Sur l’exécution provisoire
Aux termes de l’article 514 du code de procédure civile dans sa rédaction issue du décret n°2019-1333 du 11 décembre 2019, applicable à la présente instance engagée après le 1er janvier 2020, les décisions de première instance sont de droit exécutoire à titre provisoire à moins que la loi ou la décision rendue n’en dispose autrement.

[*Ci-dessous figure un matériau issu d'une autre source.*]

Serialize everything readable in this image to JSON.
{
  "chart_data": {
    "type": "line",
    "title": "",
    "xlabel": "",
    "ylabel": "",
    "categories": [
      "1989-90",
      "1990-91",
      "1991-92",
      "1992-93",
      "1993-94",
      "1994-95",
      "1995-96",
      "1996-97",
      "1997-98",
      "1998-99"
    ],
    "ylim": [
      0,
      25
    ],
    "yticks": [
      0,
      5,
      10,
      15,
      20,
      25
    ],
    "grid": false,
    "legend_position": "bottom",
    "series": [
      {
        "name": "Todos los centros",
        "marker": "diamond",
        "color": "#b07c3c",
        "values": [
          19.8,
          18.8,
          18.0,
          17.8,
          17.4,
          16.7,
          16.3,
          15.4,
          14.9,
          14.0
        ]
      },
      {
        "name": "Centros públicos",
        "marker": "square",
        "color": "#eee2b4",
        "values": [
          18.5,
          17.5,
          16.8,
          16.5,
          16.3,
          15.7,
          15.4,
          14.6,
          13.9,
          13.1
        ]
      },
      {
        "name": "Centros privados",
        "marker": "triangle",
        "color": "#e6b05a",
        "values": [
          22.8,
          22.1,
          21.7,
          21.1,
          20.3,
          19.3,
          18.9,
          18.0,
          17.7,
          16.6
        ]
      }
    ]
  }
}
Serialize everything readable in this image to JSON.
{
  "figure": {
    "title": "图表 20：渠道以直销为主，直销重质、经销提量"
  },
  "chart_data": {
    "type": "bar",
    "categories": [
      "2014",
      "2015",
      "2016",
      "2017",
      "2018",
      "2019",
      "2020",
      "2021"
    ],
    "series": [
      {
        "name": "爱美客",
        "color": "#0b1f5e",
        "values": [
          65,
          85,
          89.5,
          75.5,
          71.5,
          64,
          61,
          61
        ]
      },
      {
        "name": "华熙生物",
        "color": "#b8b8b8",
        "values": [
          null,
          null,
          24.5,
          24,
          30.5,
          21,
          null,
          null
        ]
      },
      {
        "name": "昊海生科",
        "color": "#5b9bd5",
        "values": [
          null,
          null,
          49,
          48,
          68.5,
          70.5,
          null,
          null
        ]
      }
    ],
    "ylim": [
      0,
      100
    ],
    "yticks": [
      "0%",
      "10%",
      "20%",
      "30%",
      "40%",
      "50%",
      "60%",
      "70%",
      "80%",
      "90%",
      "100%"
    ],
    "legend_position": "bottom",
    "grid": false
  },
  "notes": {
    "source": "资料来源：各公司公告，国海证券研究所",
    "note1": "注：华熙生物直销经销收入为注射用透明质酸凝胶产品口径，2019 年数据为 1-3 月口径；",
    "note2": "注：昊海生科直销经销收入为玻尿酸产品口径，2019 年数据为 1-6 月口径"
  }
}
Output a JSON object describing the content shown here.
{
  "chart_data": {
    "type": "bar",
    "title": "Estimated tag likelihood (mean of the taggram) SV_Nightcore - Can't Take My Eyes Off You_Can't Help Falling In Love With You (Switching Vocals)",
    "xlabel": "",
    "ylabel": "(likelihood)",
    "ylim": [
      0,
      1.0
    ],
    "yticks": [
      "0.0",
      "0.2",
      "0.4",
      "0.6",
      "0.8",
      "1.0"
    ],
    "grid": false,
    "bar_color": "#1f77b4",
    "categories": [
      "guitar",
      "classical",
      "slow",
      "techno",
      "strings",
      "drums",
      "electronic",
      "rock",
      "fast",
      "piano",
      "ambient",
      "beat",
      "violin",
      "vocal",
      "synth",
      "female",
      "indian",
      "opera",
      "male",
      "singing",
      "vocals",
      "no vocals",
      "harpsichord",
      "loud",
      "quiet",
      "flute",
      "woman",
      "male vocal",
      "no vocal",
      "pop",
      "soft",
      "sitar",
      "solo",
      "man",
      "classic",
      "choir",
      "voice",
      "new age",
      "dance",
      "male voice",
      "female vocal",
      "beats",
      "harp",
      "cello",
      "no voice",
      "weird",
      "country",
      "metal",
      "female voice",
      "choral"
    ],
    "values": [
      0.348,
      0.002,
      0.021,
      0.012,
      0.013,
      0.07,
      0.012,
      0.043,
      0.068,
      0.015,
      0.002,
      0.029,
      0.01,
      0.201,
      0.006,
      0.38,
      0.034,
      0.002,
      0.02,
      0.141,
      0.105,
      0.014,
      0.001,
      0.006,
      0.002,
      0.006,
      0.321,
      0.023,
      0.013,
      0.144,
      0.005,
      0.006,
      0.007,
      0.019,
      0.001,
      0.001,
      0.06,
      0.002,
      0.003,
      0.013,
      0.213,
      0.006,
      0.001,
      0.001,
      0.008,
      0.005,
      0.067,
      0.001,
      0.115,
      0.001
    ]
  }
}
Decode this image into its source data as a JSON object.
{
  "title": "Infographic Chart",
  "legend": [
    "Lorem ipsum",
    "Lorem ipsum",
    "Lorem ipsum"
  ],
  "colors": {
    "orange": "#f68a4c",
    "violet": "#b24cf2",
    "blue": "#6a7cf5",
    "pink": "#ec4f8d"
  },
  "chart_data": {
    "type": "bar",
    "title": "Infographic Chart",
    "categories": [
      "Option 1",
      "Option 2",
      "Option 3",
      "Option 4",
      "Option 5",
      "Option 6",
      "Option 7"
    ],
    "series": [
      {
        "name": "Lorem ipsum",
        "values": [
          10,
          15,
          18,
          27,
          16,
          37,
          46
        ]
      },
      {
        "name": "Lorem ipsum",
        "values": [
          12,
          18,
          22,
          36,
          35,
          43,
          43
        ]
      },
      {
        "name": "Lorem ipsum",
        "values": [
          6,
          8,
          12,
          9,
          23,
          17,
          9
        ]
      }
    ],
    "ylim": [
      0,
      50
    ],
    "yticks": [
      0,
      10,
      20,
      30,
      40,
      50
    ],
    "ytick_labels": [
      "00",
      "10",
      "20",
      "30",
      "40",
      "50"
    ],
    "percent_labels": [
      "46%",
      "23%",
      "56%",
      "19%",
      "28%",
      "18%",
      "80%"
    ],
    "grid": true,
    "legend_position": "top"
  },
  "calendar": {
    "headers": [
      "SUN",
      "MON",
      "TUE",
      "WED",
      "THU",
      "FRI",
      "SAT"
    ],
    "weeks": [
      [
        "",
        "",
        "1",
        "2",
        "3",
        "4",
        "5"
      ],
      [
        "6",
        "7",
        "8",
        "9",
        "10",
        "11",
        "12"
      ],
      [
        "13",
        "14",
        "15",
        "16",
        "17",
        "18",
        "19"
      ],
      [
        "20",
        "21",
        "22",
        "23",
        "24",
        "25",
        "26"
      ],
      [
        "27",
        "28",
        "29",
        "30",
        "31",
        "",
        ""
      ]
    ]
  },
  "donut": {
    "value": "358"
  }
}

Il convient de rappeler que l’exécution provisoire est de droit et qu’il n’y pas lieu de l’écarter, aucun élément de l’espèce ne le justifiant.
PAR CES MOTIFS
Le Tribunal, statuant par mise à disposition au greffe, par jugement réputé contradictoire et en premier ressort,
DIT que le Docteur [N] a engagé sa responsabilité en raison des soins prodigués à Madame [F] [A] dans le non-respect des règles de l’art ;
CONDAMNE solidairement le Docteur [O] [N] et la SA ALLIANZ IARD à indemniser le préjudice subi par Madame [F] [A], à hauteur de 60 %, pour tenir compte de l’état antérieur et dit que la SELARL [O] [N] est tenue au montant de cette dette ;
CONDAMNE solidairement le Docteur [N] et la SA ALLIANZ IARD à verser à Madame [F] [A] la somme de 16.000 euros à titre provisionnel à valoir sur la réparation de son entier préjudice ;
FIXE cette même somme au passif de la SELARL [O] [N] ;
DÉBOUTE Madame [T] [V] de ses demandes ;
DIT qu’à défaut d’accord amiable après consolidation de l’état de Madame [A], il lui appartiendra de saisir à nouveau la justice aux fins d’expertise pour l’évaluation de son préjudice corporel ;
REJETTE toute autre demande ;
CONDAMNE solidairement le Docteur [N] et la SA ALLIANZ IARD aux entiers dépens dont le coût des deux expertise judiciaires ;
CONDAMNE solidairement le Docteur [N] et la SA ALLIANZ IARD à payer à Madame [F] [A] une indemnité de 6.000 euros en application des dispositions de l’article 700 du code de procédure civile ;
DIT que les sommes inhérentes aux dépens et aux frais irrépétibles seront fixées au passif de la SELARL [O] [N] solidairement tenue à la dette ;
DIT n’y avoir lieu d’écarter l’exécution provisoire de la présente décision.
Ainsi dit et jugé les jour, mois et an susdits.